I created a table in postgres that includes various columns that based on an import from a csv. Since the csv can be re-uploaded with some changes and I don’t want the re-upload to create duplicates on rows that didn’t change, I added a constraint and unique index with majority of the columns included in them. Is there any performance concerns to doing this? Is there a better way to solving this?
CREATE TABLE IF NOT EXISTS table_a ( id SERIAL PRIMARY KEY, table_b_id SERIAL REFERENCES table_b(id) ON DELETE CASCADE, column_a INT, column_b INT, column_c BOOLEAN, created_time BIGINT NOT NULL, CONSTRAINT "table_a_key" UNIQUE ("table_b_id", "column_a", "column_b", "column_c") );
Advertisement
Answer
Adding an index always imposes a performance penalty for INSERT, UPDATE and DELETE statements as the index needs to be maintained.

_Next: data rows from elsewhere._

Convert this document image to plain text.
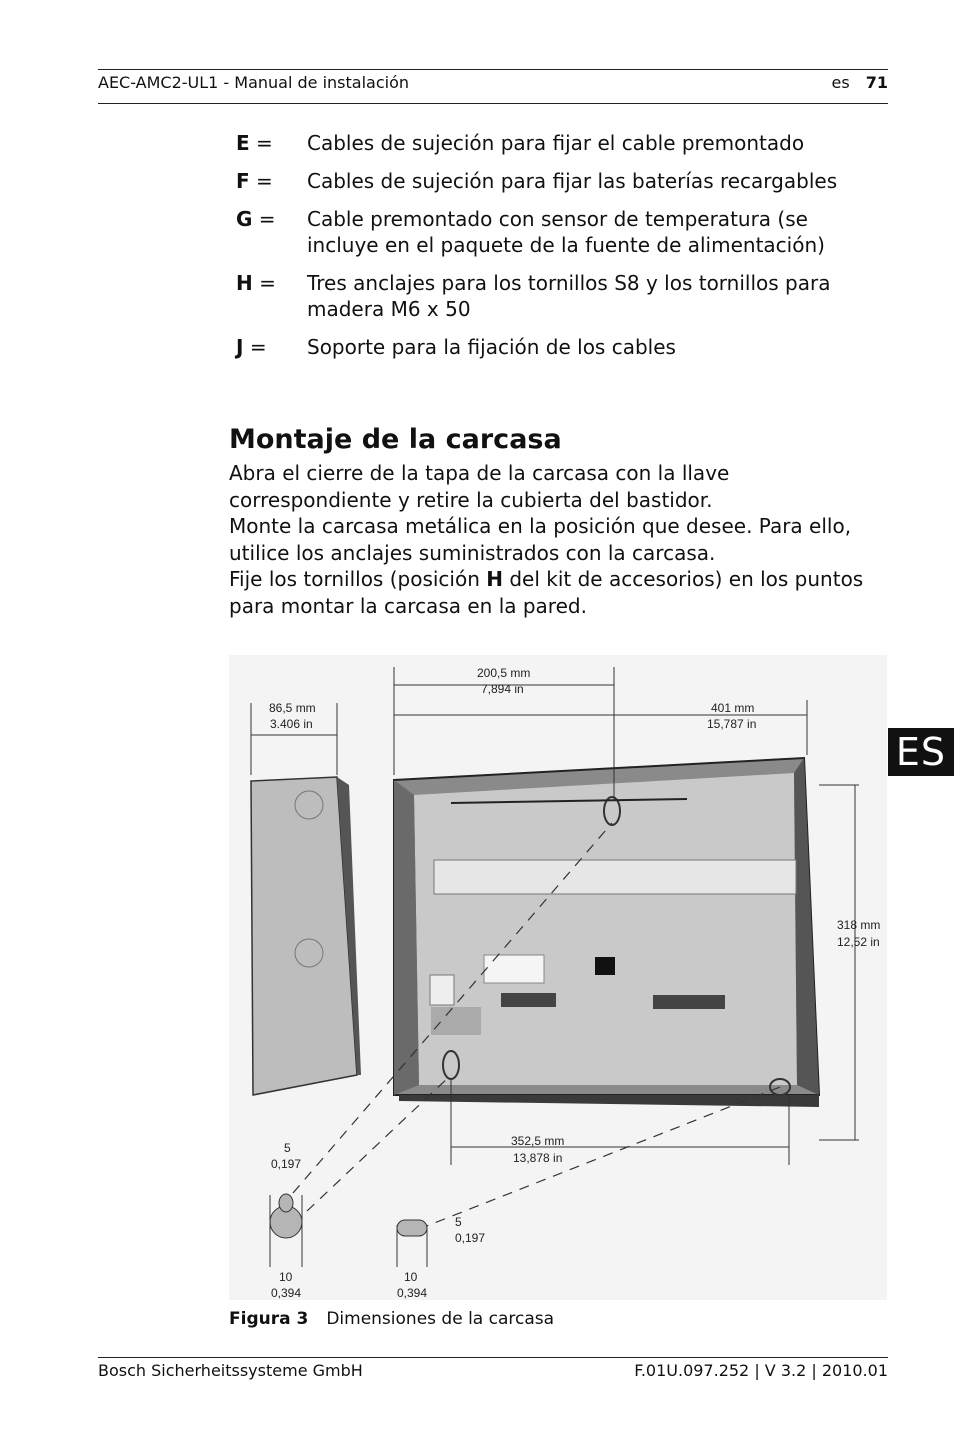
AEC-AMC2-UL1 - Manual de instalación	es 71
E =	Cables de sujeción para fijar el cable premontado
F =	Cables de sujeción para fijar las baterías recargables
G =	Cable premontado con sensor de temperatura (se incluye en el paquete de la fuente de alimentación)
H =	Tres anclajes para los tornillos S8 y los tornillos para madera M6 x 50
J =	Soporte para la fijación de los cables
Montaje de la carcasa

Abra el cierre de la tapa de la carcasa con la llave correspondiente y retire la cubierta del bastidor.

Monte la carcasa metálica en la posición que desee. Para ello, utilice los anclajes suministrados con la carcasa.

Fije los tornillos (posición H del kit de accesorios) en los puntos para montar la carcasa en la pared.

86,5 mm
3.406 in
200,5 mm
7,894 in
401 mm
15,787 in
318 mm
12,52 in
352,5 mm
13,878 in
5
0,197
10
0,394
5
0,197
10
0,394
Figura 3 Dimensiones de la carcasa
ES
Bosch Sicherheitssysteme GmbH	F.01U.097.252 | V 3.2 | 2010.01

However, in most cases the added overhead doesn’t really matter and might be out-weighted by the improved performance when SELECTing data. The performance overhead is more clearly visible when doing bulk loads compared to single row operations.
But if you want to prevent duplicates, you don’t have a choice to begin with.
The only reliable way to prevent duplicates is to create a unique constraint (or index) as you did. It’s also the only way you can make use of an “upsert” using insert ... on conflict ...
So, yes there is a performance penalty to pay. And no, there is no better way to ensure uniqueness.